Significance of Epigenetics in Sars-CoV-2 Infection and Proposed Epi-Drugs for Covid-19

We frequently come in contact with animal viruses through the food which we eat, the pets which we have, and our connections with nature. The enormous majority of viruses which enter our bodies pass inoffensively through our physiological systems or eradicate by our immune systems. However, on rare circumstances, a human-encounters by a virus which begins to replicate itself, accomplishing its entire lifecycle within human cells and intensifying themselves into a large number. Replication of an animal virus inside the human body is the key instant in the zoonotic process. SARS CoV-2 is one of these viruses which cause COVID-19 disease.

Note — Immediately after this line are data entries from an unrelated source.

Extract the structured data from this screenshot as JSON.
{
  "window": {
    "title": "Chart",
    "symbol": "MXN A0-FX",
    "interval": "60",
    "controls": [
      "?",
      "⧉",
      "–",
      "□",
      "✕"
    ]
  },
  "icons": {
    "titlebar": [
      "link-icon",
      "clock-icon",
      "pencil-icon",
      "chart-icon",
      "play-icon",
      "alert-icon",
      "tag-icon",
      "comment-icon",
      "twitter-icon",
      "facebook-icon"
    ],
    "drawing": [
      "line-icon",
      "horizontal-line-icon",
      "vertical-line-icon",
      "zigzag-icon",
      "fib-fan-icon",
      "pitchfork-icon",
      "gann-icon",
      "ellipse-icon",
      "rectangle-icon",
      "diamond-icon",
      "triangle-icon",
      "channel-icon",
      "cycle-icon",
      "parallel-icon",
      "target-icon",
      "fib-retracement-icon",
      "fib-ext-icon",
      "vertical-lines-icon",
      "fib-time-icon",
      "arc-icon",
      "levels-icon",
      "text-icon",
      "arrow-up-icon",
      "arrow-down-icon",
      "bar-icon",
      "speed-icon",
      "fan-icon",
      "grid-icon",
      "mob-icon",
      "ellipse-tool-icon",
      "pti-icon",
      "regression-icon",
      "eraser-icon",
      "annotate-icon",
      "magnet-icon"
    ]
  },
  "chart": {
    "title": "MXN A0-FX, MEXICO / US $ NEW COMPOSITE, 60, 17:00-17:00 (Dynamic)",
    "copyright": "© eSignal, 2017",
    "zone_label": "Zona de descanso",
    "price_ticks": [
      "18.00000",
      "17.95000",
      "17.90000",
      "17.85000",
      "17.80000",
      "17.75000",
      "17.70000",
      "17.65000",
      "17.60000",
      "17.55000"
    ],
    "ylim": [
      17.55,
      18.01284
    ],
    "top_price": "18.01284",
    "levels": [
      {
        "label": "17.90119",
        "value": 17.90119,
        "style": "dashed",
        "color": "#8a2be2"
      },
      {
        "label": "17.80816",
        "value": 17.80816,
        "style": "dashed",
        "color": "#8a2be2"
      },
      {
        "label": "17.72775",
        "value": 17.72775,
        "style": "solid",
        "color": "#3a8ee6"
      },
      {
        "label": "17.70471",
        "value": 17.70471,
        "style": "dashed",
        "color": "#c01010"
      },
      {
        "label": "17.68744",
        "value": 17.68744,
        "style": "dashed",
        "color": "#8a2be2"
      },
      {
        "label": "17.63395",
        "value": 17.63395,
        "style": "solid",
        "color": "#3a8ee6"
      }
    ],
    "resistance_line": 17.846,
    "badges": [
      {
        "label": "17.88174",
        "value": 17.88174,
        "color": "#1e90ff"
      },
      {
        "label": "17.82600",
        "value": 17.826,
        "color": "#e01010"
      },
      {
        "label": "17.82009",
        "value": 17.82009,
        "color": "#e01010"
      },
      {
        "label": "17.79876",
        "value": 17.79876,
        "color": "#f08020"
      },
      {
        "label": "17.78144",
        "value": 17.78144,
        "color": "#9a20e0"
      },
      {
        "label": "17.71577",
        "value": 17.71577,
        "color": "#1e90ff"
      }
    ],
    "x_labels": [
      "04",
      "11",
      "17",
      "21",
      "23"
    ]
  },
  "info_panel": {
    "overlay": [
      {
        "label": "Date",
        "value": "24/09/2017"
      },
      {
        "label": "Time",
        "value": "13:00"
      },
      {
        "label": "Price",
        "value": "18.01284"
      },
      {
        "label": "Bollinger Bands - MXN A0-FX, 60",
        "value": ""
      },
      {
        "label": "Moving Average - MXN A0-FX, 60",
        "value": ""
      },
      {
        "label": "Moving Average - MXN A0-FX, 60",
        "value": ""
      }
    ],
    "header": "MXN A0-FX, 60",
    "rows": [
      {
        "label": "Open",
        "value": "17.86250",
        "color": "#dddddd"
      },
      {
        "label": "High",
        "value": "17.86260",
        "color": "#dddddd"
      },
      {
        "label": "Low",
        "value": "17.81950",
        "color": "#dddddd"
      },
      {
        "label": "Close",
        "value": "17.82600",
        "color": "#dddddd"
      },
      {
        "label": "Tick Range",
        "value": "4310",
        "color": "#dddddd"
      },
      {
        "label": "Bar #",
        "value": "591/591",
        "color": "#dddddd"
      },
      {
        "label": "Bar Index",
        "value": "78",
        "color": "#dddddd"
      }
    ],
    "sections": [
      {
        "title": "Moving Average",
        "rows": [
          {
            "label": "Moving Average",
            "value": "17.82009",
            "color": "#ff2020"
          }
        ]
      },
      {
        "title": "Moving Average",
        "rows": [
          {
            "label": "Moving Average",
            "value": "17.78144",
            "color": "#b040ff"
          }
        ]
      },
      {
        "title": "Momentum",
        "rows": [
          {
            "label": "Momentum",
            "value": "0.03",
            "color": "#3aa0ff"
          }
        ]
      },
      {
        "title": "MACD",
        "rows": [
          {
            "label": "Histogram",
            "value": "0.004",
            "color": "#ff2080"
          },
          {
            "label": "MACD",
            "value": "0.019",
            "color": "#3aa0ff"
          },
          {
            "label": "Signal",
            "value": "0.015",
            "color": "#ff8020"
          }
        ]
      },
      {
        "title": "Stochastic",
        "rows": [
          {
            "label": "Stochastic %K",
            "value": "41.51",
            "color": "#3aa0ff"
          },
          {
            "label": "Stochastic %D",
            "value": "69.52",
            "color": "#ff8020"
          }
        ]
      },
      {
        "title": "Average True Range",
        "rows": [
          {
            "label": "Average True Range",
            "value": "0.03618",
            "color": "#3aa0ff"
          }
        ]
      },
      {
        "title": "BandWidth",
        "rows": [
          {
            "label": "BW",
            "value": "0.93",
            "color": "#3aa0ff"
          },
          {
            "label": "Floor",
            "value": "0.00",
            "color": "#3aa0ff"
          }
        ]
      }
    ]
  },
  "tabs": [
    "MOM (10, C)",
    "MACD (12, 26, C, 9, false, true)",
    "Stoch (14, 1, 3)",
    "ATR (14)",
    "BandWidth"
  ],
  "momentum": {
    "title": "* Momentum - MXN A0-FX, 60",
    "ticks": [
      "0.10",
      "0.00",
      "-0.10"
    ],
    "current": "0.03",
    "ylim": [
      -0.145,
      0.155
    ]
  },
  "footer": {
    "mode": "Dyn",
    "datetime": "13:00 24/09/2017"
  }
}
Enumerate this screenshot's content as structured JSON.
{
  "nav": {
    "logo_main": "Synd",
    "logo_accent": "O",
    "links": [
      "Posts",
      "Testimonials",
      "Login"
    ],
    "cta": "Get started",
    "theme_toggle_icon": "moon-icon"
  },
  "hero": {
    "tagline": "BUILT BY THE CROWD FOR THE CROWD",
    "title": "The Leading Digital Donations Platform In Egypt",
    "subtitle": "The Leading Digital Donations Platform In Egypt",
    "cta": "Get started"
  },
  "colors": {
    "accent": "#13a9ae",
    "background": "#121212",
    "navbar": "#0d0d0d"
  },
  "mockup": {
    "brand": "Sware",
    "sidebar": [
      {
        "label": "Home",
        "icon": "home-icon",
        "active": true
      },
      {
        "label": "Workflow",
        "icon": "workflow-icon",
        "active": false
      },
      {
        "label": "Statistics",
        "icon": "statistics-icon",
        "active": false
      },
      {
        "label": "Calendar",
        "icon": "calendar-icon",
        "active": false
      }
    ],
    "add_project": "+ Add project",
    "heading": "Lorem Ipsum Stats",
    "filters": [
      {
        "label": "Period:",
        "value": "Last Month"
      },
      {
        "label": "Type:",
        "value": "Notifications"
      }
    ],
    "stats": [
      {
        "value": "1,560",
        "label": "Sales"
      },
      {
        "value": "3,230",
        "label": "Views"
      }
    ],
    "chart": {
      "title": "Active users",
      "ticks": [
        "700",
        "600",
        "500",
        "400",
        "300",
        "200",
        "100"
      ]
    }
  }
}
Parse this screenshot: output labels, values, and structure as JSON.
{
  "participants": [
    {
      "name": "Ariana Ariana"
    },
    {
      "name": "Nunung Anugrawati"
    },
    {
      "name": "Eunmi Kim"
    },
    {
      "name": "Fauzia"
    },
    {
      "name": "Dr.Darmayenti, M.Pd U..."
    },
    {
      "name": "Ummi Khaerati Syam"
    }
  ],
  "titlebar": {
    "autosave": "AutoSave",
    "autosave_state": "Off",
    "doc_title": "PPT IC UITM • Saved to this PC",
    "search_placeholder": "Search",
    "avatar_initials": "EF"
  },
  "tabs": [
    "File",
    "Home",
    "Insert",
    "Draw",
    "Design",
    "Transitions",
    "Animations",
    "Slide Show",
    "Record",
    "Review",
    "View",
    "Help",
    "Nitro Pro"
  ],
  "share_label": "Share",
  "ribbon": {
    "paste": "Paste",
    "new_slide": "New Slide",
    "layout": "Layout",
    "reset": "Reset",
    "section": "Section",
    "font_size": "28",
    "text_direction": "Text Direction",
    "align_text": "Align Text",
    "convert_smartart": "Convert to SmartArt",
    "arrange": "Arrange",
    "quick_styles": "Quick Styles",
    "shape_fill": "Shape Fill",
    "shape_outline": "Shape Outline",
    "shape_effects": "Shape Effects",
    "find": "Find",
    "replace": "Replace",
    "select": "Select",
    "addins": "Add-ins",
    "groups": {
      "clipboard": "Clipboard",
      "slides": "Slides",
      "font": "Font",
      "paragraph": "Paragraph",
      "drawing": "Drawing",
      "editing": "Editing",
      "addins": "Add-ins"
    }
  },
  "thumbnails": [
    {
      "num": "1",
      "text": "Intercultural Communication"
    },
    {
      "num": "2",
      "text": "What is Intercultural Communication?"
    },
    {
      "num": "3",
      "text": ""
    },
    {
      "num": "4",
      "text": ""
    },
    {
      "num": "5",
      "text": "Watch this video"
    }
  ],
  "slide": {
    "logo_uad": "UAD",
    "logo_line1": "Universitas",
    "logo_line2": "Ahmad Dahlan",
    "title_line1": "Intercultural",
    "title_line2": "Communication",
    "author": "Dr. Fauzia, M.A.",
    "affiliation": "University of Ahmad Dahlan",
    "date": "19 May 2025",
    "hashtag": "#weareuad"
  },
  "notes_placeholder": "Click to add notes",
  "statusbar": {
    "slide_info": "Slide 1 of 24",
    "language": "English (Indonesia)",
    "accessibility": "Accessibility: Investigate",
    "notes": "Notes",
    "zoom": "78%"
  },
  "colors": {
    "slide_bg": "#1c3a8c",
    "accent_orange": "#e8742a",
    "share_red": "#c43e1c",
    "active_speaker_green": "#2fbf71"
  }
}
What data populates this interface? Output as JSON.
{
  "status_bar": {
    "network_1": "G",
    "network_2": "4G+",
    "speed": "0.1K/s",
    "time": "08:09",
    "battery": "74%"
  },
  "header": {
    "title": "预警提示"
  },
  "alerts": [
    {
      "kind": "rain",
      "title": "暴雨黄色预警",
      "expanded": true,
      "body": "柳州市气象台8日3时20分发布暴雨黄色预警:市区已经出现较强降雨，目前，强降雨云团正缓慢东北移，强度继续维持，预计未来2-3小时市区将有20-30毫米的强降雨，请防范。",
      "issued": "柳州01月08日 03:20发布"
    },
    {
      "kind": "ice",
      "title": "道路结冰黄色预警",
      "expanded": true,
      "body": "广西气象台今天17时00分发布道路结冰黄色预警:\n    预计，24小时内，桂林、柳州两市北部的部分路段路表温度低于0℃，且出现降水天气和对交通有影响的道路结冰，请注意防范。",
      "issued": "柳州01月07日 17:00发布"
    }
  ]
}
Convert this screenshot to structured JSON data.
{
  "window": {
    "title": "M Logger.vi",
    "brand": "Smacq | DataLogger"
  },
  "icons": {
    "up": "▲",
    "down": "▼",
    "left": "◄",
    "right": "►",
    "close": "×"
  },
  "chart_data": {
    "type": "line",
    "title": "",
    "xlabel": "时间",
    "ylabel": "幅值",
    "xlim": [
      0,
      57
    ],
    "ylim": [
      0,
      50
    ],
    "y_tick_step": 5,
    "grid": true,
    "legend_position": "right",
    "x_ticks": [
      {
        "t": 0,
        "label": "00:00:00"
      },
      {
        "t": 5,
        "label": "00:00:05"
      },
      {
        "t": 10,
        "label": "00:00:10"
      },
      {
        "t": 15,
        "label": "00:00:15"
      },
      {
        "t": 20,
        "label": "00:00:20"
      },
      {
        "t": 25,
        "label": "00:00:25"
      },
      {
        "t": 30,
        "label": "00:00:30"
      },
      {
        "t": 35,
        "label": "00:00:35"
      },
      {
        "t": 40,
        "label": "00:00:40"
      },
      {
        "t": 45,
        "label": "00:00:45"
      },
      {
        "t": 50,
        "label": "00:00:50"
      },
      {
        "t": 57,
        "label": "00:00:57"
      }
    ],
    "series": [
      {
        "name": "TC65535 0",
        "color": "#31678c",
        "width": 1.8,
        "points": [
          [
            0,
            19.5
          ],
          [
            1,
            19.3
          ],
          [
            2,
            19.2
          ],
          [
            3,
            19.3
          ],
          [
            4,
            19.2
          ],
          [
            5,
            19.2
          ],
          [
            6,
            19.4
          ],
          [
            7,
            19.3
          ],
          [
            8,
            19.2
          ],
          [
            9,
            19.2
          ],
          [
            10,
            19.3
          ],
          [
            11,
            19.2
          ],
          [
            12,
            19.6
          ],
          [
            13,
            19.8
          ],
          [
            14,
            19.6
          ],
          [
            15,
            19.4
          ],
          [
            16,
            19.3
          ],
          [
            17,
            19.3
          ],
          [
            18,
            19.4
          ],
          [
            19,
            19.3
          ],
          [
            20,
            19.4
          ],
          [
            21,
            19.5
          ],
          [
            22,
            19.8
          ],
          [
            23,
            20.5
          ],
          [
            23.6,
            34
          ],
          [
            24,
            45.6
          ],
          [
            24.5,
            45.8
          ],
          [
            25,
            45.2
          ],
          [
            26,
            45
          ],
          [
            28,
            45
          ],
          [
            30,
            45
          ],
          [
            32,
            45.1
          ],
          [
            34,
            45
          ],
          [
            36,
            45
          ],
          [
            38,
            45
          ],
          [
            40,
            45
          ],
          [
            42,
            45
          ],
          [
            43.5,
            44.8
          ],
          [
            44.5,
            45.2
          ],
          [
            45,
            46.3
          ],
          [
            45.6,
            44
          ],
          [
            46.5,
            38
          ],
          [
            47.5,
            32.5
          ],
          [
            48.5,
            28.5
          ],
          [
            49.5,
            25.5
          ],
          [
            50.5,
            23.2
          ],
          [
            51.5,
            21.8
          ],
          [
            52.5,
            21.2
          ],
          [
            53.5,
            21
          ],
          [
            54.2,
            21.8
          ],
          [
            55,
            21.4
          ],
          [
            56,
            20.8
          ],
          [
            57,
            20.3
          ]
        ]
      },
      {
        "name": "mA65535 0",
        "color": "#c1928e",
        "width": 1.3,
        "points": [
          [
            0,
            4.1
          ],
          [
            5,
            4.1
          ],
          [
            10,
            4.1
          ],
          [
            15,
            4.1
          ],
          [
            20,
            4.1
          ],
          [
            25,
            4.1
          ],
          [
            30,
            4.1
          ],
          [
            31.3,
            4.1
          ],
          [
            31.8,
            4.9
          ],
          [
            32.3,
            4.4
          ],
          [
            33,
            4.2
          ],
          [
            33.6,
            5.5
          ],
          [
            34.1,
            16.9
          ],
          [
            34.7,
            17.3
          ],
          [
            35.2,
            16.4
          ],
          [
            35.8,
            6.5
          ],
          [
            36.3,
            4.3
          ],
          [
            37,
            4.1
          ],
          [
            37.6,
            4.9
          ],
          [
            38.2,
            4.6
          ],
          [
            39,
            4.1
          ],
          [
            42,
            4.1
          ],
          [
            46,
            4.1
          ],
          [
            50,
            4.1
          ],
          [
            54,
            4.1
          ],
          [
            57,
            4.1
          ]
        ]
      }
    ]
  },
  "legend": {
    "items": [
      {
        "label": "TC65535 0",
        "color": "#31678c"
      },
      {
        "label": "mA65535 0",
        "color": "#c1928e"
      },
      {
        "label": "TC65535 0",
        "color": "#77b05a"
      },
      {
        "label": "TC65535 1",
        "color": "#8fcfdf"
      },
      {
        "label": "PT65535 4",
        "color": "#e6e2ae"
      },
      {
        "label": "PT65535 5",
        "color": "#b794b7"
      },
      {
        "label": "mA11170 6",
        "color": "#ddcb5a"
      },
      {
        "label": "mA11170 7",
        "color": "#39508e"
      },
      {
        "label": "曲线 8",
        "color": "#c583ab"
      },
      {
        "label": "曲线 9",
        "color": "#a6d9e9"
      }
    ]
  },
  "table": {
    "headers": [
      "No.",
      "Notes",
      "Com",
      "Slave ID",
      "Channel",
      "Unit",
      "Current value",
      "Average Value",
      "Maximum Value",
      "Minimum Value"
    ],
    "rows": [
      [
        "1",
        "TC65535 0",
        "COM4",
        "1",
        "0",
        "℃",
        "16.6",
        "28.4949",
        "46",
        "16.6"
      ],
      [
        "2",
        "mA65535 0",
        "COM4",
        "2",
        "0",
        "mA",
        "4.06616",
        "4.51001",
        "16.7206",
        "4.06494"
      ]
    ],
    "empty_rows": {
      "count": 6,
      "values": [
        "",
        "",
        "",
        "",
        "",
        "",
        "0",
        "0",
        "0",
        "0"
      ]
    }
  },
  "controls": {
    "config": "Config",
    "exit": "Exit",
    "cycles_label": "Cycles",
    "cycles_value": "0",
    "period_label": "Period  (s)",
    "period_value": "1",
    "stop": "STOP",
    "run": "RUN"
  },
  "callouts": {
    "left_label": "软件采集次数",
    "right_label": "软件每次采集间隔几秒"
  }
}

To enter the target cell SARS-CoV-2 uses angiotensinconverting enzyme 2 (ACE2) and the cellular protease transmembrane protease serine 2 (TMPRSS2). Genome stability and maintenance of cellular equilibrium are the main parameters influenced by epigenetically regulated chromatin structure. Implication of regulation by epigenetic machinery has also been found in the physiopathology of the virus infection. By varying the function of gene locus. such regulation links genotype and phenotype without changing the original DNA sequences. However antiviral drugs have been used to treat various viral diseases since long, epi-drugs are now proposed to treat these diseases due to the epigenetic implications found in these infections. Epi-drugs are small agents that are able to reverse some epigenetic changes. This review is aimed to find implication of epigenetics in infection caused due SARS C0V-2 and if there is any epi-drugs approach possible to treat this infection.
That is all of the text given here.